Ainsi, dans ce jugement, le juge du TAT applique les modifications introduites par le législateur au Code du travail en 2019[2]. Ces dernières stipulent que c’est désormais au Tribunal qu’est dévolue la compétence d’enquête et de détermination de l’assujettissement à l’obligation de maintenir des services essentiels en cas de grève dans un service public[3]. La nouvelle version de l’article 111.0.17 du Code du travail révisé en 2019 se lit comme suit : 111.0.17. Lorsqu’il est d’avis qu’une grève peut avoir pour effet de mettre en danger la santé ou la sécurité publique, le Tribunal peut, de son propre chef ou à la demande d’un employeur ou d’une association accréditée dans un service public, ordonner à ceux-ci de maintenir des services essentiels en cas de grève. […] À compter de la date de la notification de la décision du Tribunal aux parties, l’exercice du droit de grève est suspendu jusqu’à ce que l’association accréditée en cause se conforme aux exigences des articles 111.0.18 et 111.0.23. À la suite de ce jugement, le RTC, qui offre un service de transport en commun, n’est plus considéré comme un service essentiel comme tel au regard du fait qu’une grève ne met pas en danger la santé ou la sécurité publique, et ce, à l’exception de l’offre de transport adapté.
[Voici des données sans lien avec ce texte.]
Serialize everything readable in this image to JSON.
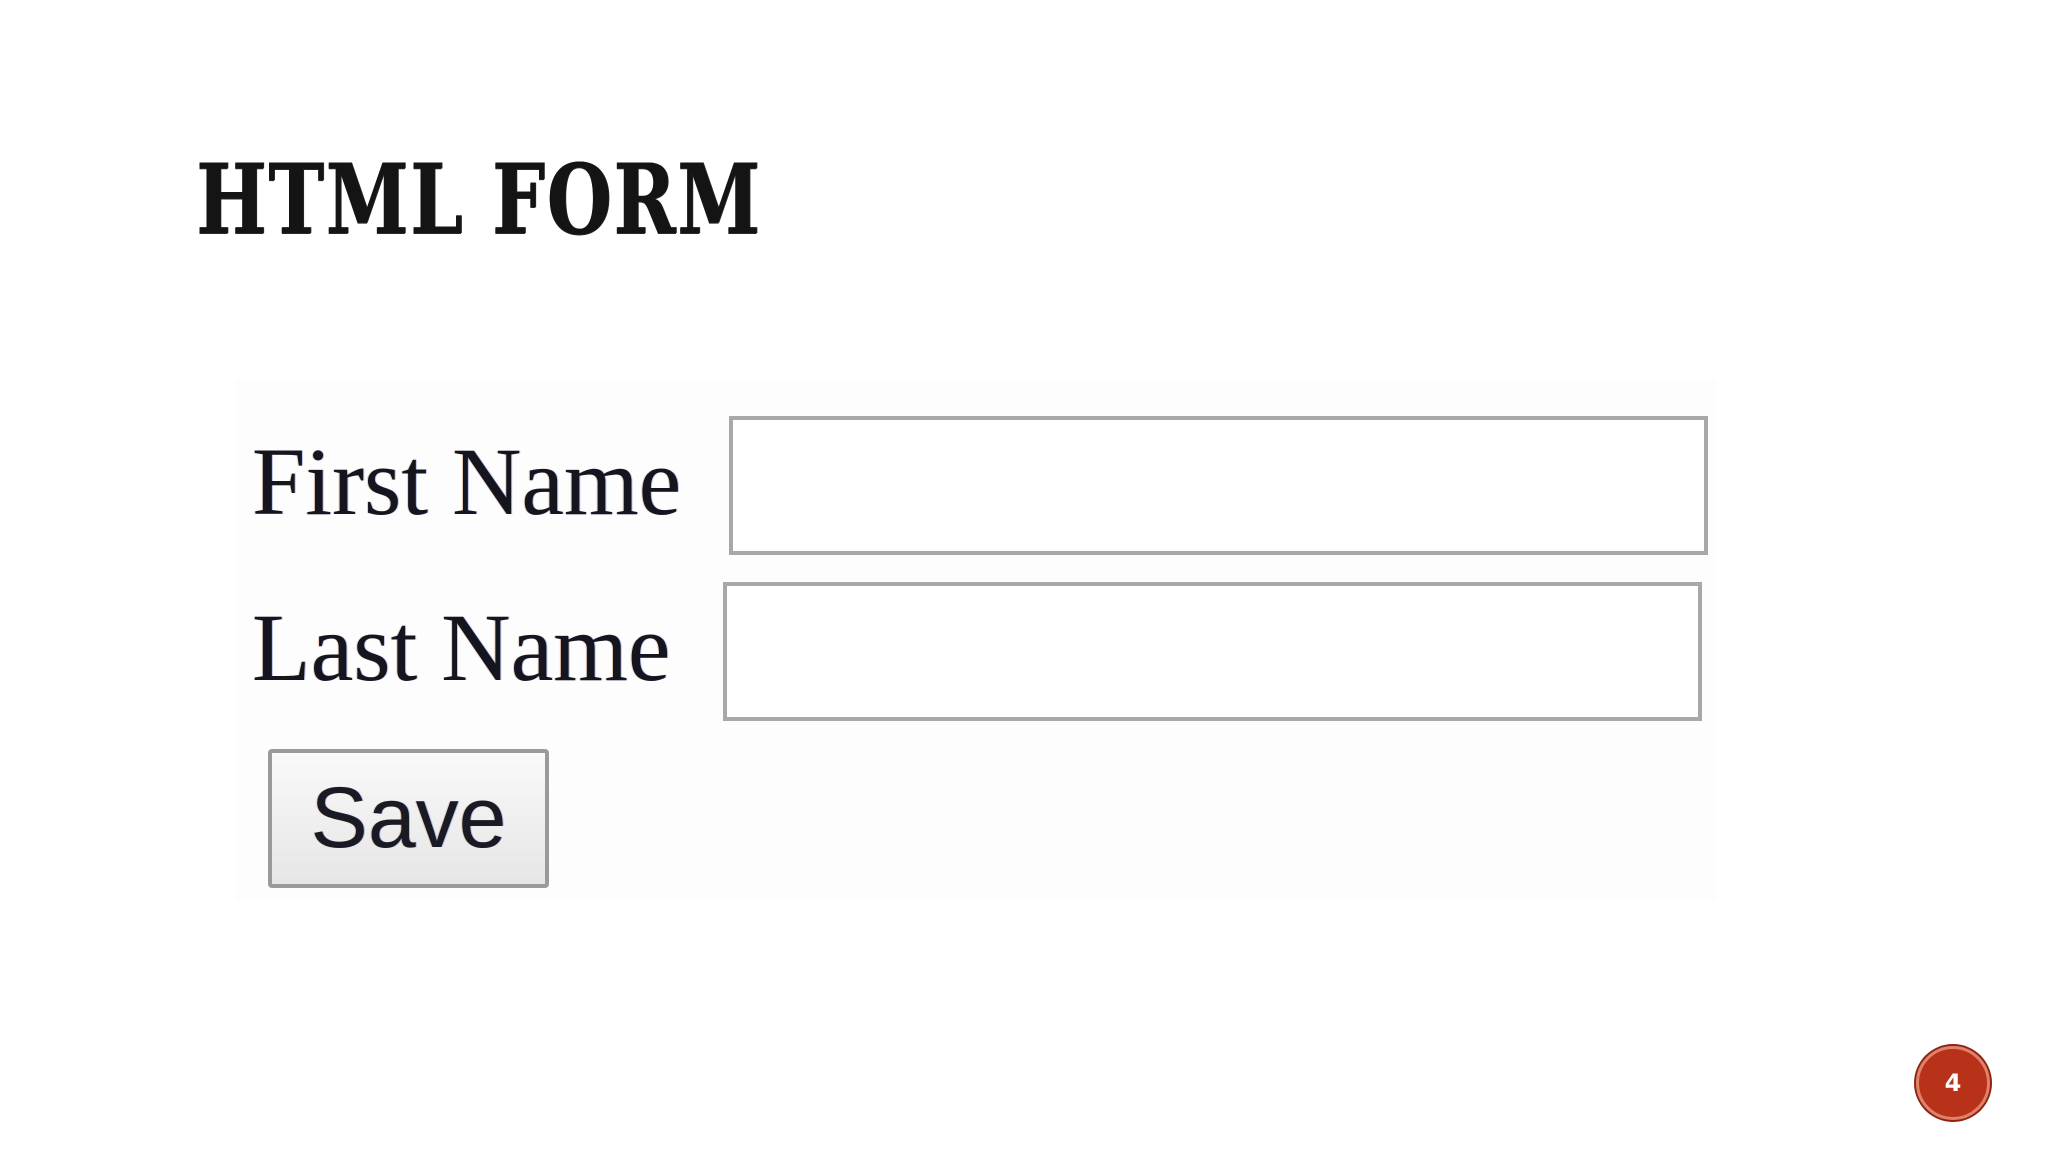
{
  "slide": {
    "title": "HTML FORM",
    "page_number": "4",
    "accent_color": "#b8321a"
  },
  "form": {
    "first_name": {
      "label": "First Name",
      "value": ""
    },
    "last_name": {
      "label": "Last Name",
      "value": ""
    },
    "save_label": "Save"
  }
}
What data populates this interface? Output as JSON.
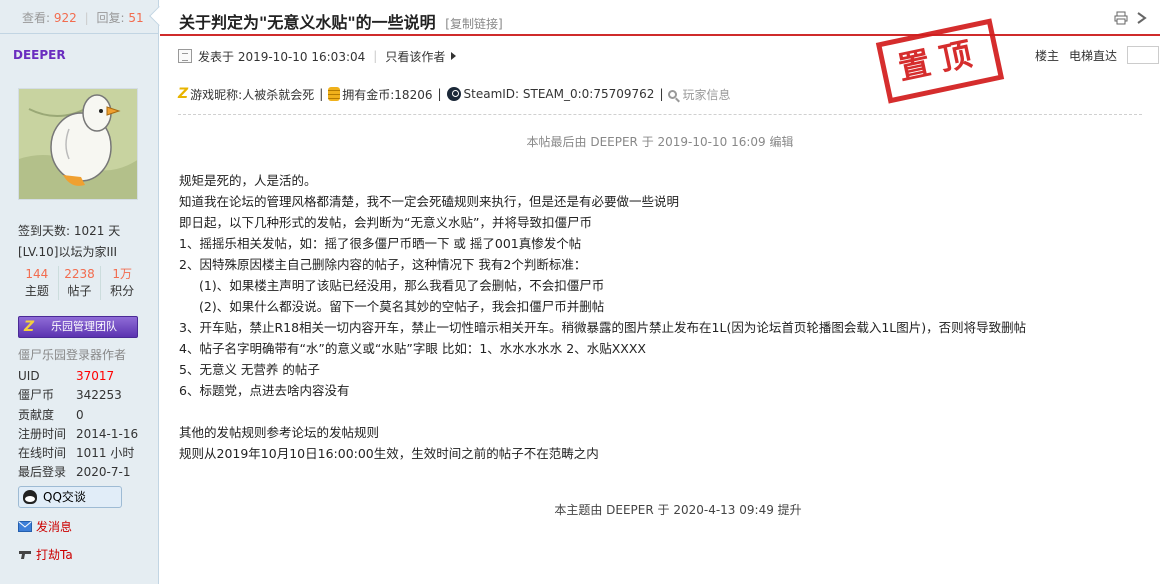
{
  "sidebar": {
    "views_label": "查看:",
    "views": "922",
    "replies_label": "回复:",
    "replies": "51",
    "author": "DEEPER",
    "signin_days": "签到天数: 1021 天",
    "level": "[LV.10]以坛为家III",
    "stats": [
      {
        "value": "144",
        "label": "主题"
      },
      {
        "value": "2238",
        "label": "帖子"
      },
      {
        "value": "1万",
        "label": "积分"
      }
    ],
    "team_badge": "乐园管理团队",
    "team_badge_logo": "Z",
    "custom_title": "僵尸乐园登录器作者",
    "profile": [
      {
        "key": "UID",
        "value": "37017",
        "highlight": true
      },
      {
        "key": "僵尸币",
        "value": "342253",
        "highlight": false
      },
      {
        "key": "贡献度",
        "value": "0",
        "highlight": false
      },
      {
        "key": "注册时间",
        "value": "2014-1-16",
        "highlight": false
      },
      {
        "key": "在线时间",
        "value": "1011 小时",
        "highlight": false
      },
      {
        "key": "最后登录",
        "value": "2020-7-1",
        "highlight": false
      }
    ],
    "qq_button": "QQ交谈",
    "send_message": "发消息",
    "hit_ta": "打劫Ta"
  },
  "header": {
    "title": "关于判定为\"无意义水贴\"的一些说明",
    "copy_link": "[复制链接]"
  },
  "post_meta": {
    "posted_at": "发表于 2019-10-10 16:03:04",
    "author_only": "只看该作者",
    "floor_label": "楼主",
    "elevator_label": "电梯直达",
    "stamp": "置顶"
  },
  "game_info": {
    "nickname": "游戏昵称:人被杀就会死",
    "coins": "拥有金币:18206",
    "steam_id": "SteamID: STEAM_0:0:75709762",
    "player_info": "玩家信息"
  },
  "edit_note": "本帖最后由 DEEPER 于 2019-10-10 16:09 编辑",
  "post_lines": [
    {
      "text": "规矩是死的，人是活的。",
      "indent": false
    },
    {
      "text": "知道我在论坛的管理风格都清楚，我不一定会死磕规则来执行，但是还是有必要做一些说明",
      "indent": false
    },
    {
      "text": "即日起，以下几种形式的发帖，会判断为“无意义水贴”，并将导致扣僵尸币",
      "indent": false
    },
    {
      "text": "1、摇摇乐相关发帖，如：摇了很多僵尸币晒一下 或 摇了001真惨发个帖",
      "indent": false
    },
    {
      "text": "2、因特殊原因楼主自己删除内容的帖子，这种情况下 我有2个判断标准：",
      "indent": false
    },
    {
      "text": "(1)、如果楼主声明了该贴已经没用，那么我看见了会删帖，不会扣僵尸币",
      "indent": true
    },
    {
      "text": "(2)、如果什么都没说。留下一个莫名其妙的空帖子，我会扣僵尸币并删帖",
      "indent": true
    },
    {
      "text": "3、开车贴，禁止R18相关一切内容开车，禁止一切性暗示相关开车。稍微暴露的图片禁止发布在1L(因为论坛首页轮播图会载入1L图片)，否则将导致删帖",
      "indent": false
    },
    {
      "text": "4、帖子名字明确带有“水”的意义或“水贴”字眼 比如：1、水水水水水 2、水贴XXXX",
      "indent": false
    },
    {
      "text": "5、无意义 无营养 的帖子",
      "indent": false
    },
    {
      "text": "6、标题党，点进去啥内容没有",
      "indent": false
    },
    {
      "text": "",
      "indent": false
    },
    {
      "text": "其他的发帖规则参考论坛的发帖规则",
      "indent": false
    },
    {
      "text": "规则从2019年10月10日16:00:00生效，生效时间之前的帖子不在范畴之内",
      "indent": false
    }
  ],
  "bump_note": "本主题由 DEEPER 于 2020-4-13 09:49 提升",
  "colors": {
    "accent_red": "#cf2b2b",
    "sidebar_bg": "#e5edf2",
    "author_purple": "#6a2dbf",
    "number_orange": "#f26c4f"
  }
}
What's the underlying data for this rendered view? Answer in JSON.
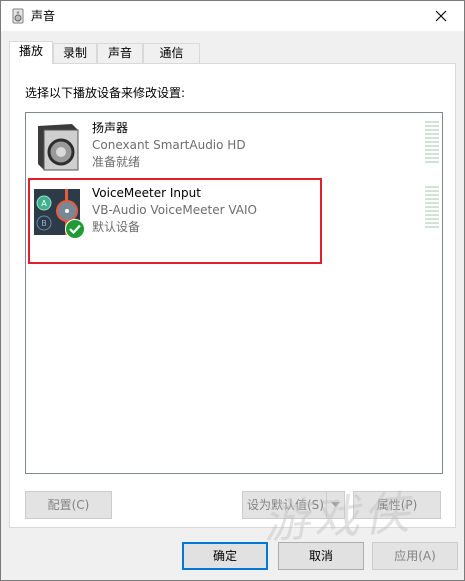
{
  "window": {
    "title": "声音"
  },
  "tabs": [
    {
      "label": "播放",
      "active": true
    },
    {
      "label": "录制",
      "active": false
    },
    {
      "label": "声音",
      "active": false
    },
    {
      "label": "通信",
      "active": false
    }
  ],
  "instruction": "选择以下播放设备来修改设置:",
  "devices": [
    {
      "name": "扬声器",
      "driver": "Conexant SmartAudio HD",
      "status": "准备就绪",
      "icon": "speaker-icon"
    },
    {
      "name": "VoiceMeeter Input",
      "driver": "VB-Audio VoiceMeeter VAIO",
      "status": "默认设备",
      "icon": "voicemeeter-icon",
      "default_badge": "green-checkmark-icon"
    }
  ],
  "device_buttons": {
    "configure": "配置(C)",
    "set_default": "设为默认值(S)",
    "properties": "属性(P)"
  },
  "dialog_buttons": {
    "ok": "确定",
    "cancel": "取消",
    "apply": "应用(A)"
  },
  "watermark": "游戏侠",
  "colors": {
    "highlight_border": "#e0202a",
    "focus_blue": "#0078d7",
    "check_green": "#1f9b35"
  }
}
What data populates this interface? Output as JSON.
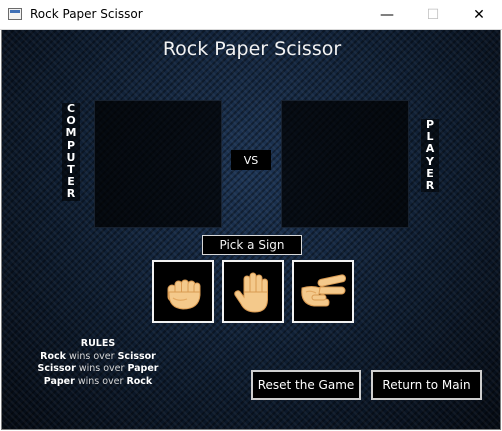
{
  "window": {
    "title": "Rock Paper Scissor",
    "minimize": "—",
    "maximize": "☐",
    "close": "✕"
  },
  "game": {
    "title": "Rock Paper Scissor",
    "computer_label": "COMPUTER",
    "player_label": "PLAYER",
    "vs_label": "VS",
    "pick_label": "Pick a Sign"
  },
  "signs": [
    {
      "name": "rock",
      "icon": "rock-fist-icon"
    },
    {
      "name": "paper",
      "icon": "paper-hand-icon"
    },
    {
      "name": "scissor",
      "icon": "scissor-hand-icon"
    }
  ],
  "rules": {
    "heading": "RULES",
    "lines": [
      {
        "winner": "Rock",
        "text": "wins over",
        "loser": "Scissor"
      },
      {
        "winner": "Scissor",
        "text": "wins over",
        "loser": "Paper"
      },
      {
        "winner": "Paper",
        "text": "wins over",
        "loser": "Rock"
      }
    ]
  },
  "buttons": {
    "reset": "Reset the Game",
    "main": "Return to Main"
  },
  "colors": {
    "background": "#0b1726",
    "panel": "#000000",
    "skin": "#f4c98b",
    "skin_shadow": "#e3a861",
    "text": "#ffffff"
  }
}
Par le passé, le gouvernement a appliqué des décrets ordonnant le maintien des services essentiels en cas de grève dans les transports en commun à Québec, à Montréal, à Laval et à Longueuil. En se basant sur la possibilité d’une entrave à la libre circulation des véhicules d’urgence résultant d’une congestion routière, le maintien des services essentiels en cas de grève dans les transports en commun à Québec, à Montréal, à Laval et à Longueuil prévalait. En négociation, le Syndicat a amorcé au printemps 2022 une démarche revendiquant de ne plus être assujetti aux services essentiels, et ce, sans égard à la présente négociation.

La décision rendue par le juge a statué que l’absence de service d’autobus n’aurait pas pour conséquence de mettre en danger la santé ou la sécurité de la population. Ce jugement de 74 pages est sans précédent et aura un impact sur Montréal et les grandes agglomérations telles Longueuil et Laval qui offrent un service de transport en commun.

Ce jugement applique la modification parue lors de la révision du Code du travail en 2019 et redéfinit la notion de services essentiels en mettant de l’avant l’importance de la mise en danger de la santé ou de la sécurité publique.

Cet enjeu, très litigieux, entre le RTC et le Syndicat, aura très certainement un impact sur les organisations publiques ou parapubliques qui devront maintenant prouver qu’elles offrent un service essentiel sans lequel on dénote un danger pour la santé ou la sécurité publique (art. 111.10 du Code du travail).

Référence

Réseau de transport de la Capitale et Syndicat des employés du transport public du Québec Métropolitain inc., 2023 QCTAT2525 (CanLII), https://canlii.ca/t/jxlz7 2023-07-22

Loi modifiant le Code du travail concernant le maintien des services essentiels dans les services publics et les secteurs public et parapublic, L.Q. 2019, c. 20.


Author
Emilie Beauchamps St-Onge, CRHA Candidate au Doctorat en technologie éducative, auxiliaire d'enseignement et de recherche
Membre de l’Ordre des conseillers en ressources humaines agréés depuis 2015. Étudiante au doctorat en technologie éducative à l’Université Laval, titulaire d’un BAC en administration, concentration ressources humaines, d’un MBA en gestion des affaires numériques et d’un certificat d’excellence pour le programme court de 2e cycle en gestion contemporaine.

Source : VigieRT, novembre 2023

1 RLRQ, c. C-27.
2 Loi modifiant le Code du travail concernant le maintien des services essentiels dans les services publics et les secteurs public et parapublic, L.Q. 2019, c. 20.
3 L’ancien article 111.0.17 du Code du travail se lisait comme suit : « 111.0.17. Sur recommandation du ministre, le gouvernement peut, par décret, s’il est d’avis que dans un service public une grève pourra avoir pour effet de mettre en danger la santé ou la sécurité publique, ordonner à un employeur et à une association accréditée de ce service public de maintenir des services essentiels en cas de grève […] ».